Whitehorse has many attractions for its residents and visitors to discover and experience including:

  • Box Hill Town Hall which
    is a vibrant hub for
    community groups. It
    incorporates an accredited
    art space to display Council’s
    comprehensive art collection
    and a convenient meeting
    place for local businesses.
  • The Whitehorse Centre, the
    city’s premier arts and
    cultural centre, attracts
    thousands of theatre lovers
    each year.
  • The Whitehorse Professional
    Theatre and Music Season
    showcases some of the best
    professional theatre from
    around the country.
  • Schwerkolt Cottage and
    Museum Complex in
    Mitcham is a heritage listed
    pioneer’s stone cottage in
    a garden setting surrounded
    by over two hectares of
    bushland.
  • The Box Hill Community
    Arts Centre is an artistic
    and cultural hub and home
    to a wide variety of local
    arts and community groups.
    The centre offers art and craft
    classes, an exhibition space,
    art shop and community
    meeting space.
  • Blackburn Lake Sanctuary
    is one of the area’s most
    important environmental
    assets and is regarded as one of
    the most important
    bird refuges in metropolitan
    Melbourne.
  • Sportlink Vermont South,
    Aqualink Nunawading and
    Aqualink Box Hill are
    facilities that attract thousands
    of people each week.

A strong arts history

The City of Whitehorse is closely linked with the beginnings of Australia’s impressionist arts movement.

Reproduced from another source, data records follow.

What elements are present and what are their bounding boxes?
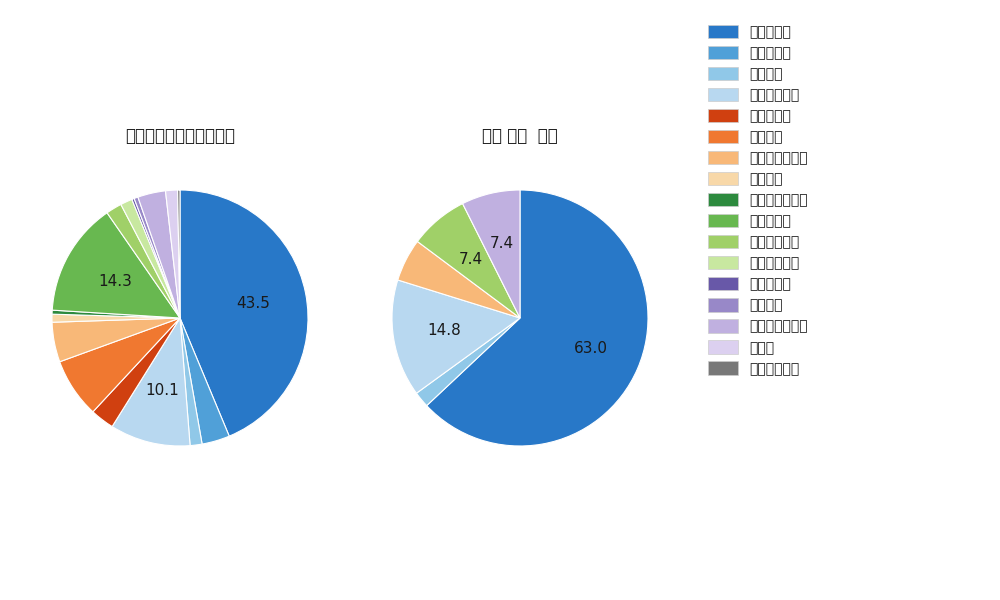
Wedge shape xyxy=(398,241,520,318)
Text: 43.5: 43.5 xyxy=(236,296,270,311)
Text: 7.4: 7.4 xyxy=(490,236,514,251)
Title: 濵口 遥大  選手: 濵口 遥大 選手 xyxy=(482,127,558,145)
Wedge shape xyxy=(134,197,180,318)
Wedge shape xyxy=(132,199,180,318)
Wedge shape xyxy=(112,318,190,446)
Text: 14.8: 14.8 xyxy=(427,323,461,338)
Wedge shape xyxy=(463,190,520,318)
Wedge shape xyxy=(52,310,180,318)
Wedge shape xyxy=(417,203,520,318)
Wedge shape xyxy=(180,318,202,446)
Wedge shape xyxy=(416,318,520,406)
Wedge shape xyxy=(60,318,180,412)
Wedge shape xyxy=(93,318,180,427)
Wedge shape xyxy=(392,280,520,393)
Text: 14.3: 14.3 xyxy=(98,274,132,289)
Wedge shape xyxy=(165,190,180,318)
Text: 10.1: 10.1 xyxy=(145,383,179,398)
Title: セ・リーグ全プレイヤー: セ・リーグ全プレイヤー xyxy=(125,127,235,145)
Wedge shape xyxy=(52,314,180,322)
Wedge shape xyxy=(178,190,180,318)
Wedge shape xyxy=(107,205,180,318)
Text: 7.4: 7.4 xyxy=(459,251,483,266)
Wedge shape xyxy=(138,191,180,318)
Wedge shape xyxy=(427,190,648,446)
Wedge shape xyxy=(180,190,308,436)
Legend: ストレート, ツーシーム, シュート, カットボール, スプリット, フォーク, チェンジアップ, シンカー, 高速スライダー, スライダー, 縦スライダー, : ストレート, ツーシーム, シュート, カットボール, スプリット, フォーク,… xyxy=(702,19,813,382)
Wedge shape xyxy=(52,318,180,362)
Wedge shape xyxy=(180,318,229,444)
Wedge shape xyxy=(52,213,180,318)
Wedge shape xyxy=(121,199,180,318)
Text: 63.0: 63.0 xyxy=(573,341,607,356)
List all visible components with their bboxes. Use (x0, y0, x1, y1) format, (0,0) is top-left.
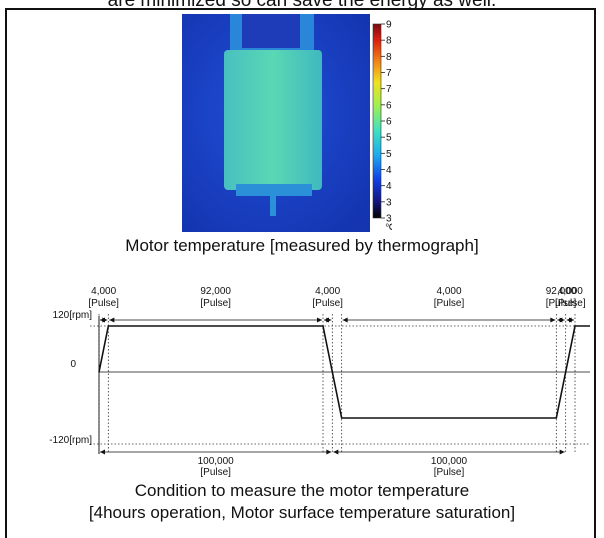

Tom Roberts, one of Australia’s greatest landscape painters, came to Box Hill shortly after returning from a trip to France and Spain, where he had fallen under the spell of the impressionist movement.

He was determined to capture the play of light and shade in the Australian countryside and was attracted by the open country that then surrounded Box Hill.

He was joined by several of Australia’s most famous artists from 1885 to 1888.

Roberts and his friend and fellow painter, Frederick McCubbin, dissatisfied with the conservative approach to landscape painting which existed in most of Australia’s art schools, chose Houston’s Farm at Box Hill as their base.

It was an ideal location because it allowed them to pursue their experiments on weekends while retaining their jobs in Melbourne.

They were soon joined by a number of other artists including Arthur Streeton, Louis Abrahams, Charles Colder, Jane Sutherland, Tom Humphrey and John Mather.

Council has an impressive art collection containing nine works by members of the Box Hill Artists’ Camp, including McCubbin, Roberts and Streeton.